Красная Армия перешла в наступление.
А.П. ПЛАТОНОВ
СЫН НАРОДА
Генерал, бывший прежде начальником подполковника Простых, может быть, лучше других знал своего офицера. Он сказал о нем: "Это вдохновенный человек, как бывают вдохновенные музыканты и поэты: бой для него есть творчество и творение его – победа; но он допускает иногда излишний риск и расширяет, так сказать, толкование Устава, а когда укоряешь его, то он отвечает, что в нашем Уставе крупнее всего написано одно слово – "победа", а все остальные слова написаны более мелким шрифтом, – вот какой был у меня Иван Иннокентьевич, но он хорошо дерется, шут его возьми, прямо одно наслаждение, выругаешь его, а простишь: как будто иногда и неправильно бывает, а все верно – фашисты от него умирают или бегут!"
Я поехал в полк Ивана Простых. Подполковник жил в избушке на краю деревни у многодетной вдовы. У подполковника была та обычная, и все же редкая, наружность, которая напоминает вам, что вы где-то уже видели это лицо и вам чем-то близок и дорог этот человек, хотя ничего вспомнить о нем невозможно. Может быть, вы никогда и не встречали его и не могли его знать, и лишь тайное родственное влечение вашей души к незнакомцу и ваше чувство симпатии к нему рисует на чужом лице знакомые черты... Подполковник на вид был человеком лет сорока, немного сумрачным, с темно-карими утонувшими подо лбом глазами, выражение которых не менялось от его настроения.
Познакомившись, я спросил у него, виделись ли мы когда-нибудь раньше. Он проницательно поглядел на меня и ответил, что – нет, он меня не помнит; правда, был у него один лейтенант, похожий на меня, но тот убит еще под Кромами...
Моя дальнейшая жизнь в полку и знакомство с его командиром все более увеличивали мой интерес к этому офицеру. Есть люди, характер которых возможно приблизительно определить, и образ их делается сразу ясен. Но есть люди иные: вы уже знаете о таком человеке многое, однако они похожи на земное пространство – дойдя до одного горизонта, вы за ним видите следующий, еще более удаленный, и должны идти снова вперед... Такой человек в своем духовном образе подобен бесконечному русскому полю, и это свойство его означает, что вы встретились с развивающимся деятельным человеческим существом, беспрерывно рождающим себя заново в новом опыте жизни.

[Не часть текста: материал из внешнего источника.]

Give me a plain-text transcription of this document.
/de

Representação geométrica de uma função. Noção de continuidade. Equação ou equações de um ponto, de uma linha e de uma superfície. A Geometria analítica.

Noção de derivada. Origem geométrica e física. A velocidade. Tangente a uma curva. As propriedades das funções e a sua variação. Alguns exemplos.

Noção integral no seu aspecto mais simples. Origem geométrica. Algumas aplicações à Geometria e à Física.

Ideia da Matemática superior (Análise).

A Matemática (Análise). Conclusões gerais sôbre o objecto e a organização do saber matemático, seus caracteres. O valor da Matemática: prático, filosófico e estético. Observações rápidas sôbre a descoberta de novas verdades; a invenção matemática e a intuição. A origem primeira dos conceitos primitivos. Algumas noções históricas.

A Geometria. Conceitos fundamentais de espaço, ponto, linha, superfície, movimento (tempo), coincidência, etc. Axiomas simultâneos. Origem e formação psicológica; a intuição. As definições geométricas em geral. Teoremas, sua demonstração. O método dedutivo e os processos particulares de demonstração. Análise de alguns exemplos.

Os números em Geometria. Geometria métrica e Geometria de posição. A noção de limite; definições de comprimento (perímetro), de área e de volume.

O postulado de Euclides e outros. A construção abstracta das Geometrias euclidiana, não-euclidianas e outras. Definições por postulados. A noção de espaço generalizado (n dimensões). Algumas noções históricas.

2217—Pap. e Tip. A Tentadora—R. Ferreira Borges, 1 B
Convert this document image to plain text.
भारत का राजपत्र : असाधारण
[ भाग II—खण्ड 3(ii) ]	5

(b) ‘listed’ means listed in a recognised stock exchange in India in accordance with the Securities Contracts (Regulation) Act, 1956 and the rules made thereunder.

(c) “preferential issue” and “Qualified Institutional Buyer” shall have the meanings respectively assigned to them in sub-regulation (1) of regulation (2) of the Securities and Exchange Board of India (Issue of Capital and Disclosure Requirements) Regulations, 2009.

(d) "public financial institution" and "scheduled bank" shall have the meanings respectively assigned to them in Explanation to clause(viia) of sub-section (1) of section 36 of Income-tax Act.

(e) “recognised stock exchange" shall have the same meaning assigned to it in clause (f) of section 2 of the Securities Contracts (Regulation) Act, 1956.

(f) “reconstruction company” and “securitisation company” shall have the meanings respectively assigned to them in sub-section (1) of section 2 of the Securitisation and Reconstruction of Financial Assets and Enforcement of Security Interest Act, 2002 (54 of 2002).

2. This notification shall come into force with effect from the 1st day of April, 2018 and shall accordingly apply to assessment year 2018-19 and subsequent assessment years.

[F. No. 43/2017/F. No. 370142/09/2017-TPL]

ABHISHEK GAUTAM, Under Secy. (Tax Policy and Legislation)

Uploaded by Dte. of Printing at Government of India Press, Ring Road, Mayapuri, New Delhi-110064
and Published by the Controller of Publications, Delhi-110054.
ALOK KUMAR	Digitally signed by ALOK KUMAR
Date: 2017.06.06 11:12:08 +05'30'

Гвардейский полк Ивана Иннокентьевича Простых квартировал в двух смежных деревнях, где много было разрушенных пустых жилищ. Командир установил обычай в полку, чтобы его люди всегда жили не в общих избах, совместно с населением, а отдельно. В нежилых или осиротевших местах это было просто: строились землянки и блиндажи и ставились палатки, а в населенных пунктах дело было труднее. В тех деревнях, где полк квартировал сейчас, Простых приказал красноармейцам отремонтировать или привести в годное для жилья состояние поврежденные избы и затем поселил в них своих бойцов. Однако на таких тыловых постоях подполковник совсем не желал, чтобы его солдаты жили с населением вовсе розно или чуждо. Он только хотел, чтобы его люди жили постоянно своим войсковым домом и чтобы их человеческое чувство удовлетворялось в задушевном боевом товариществе, в учении и службе – в службе, усвоенной как страстный долг.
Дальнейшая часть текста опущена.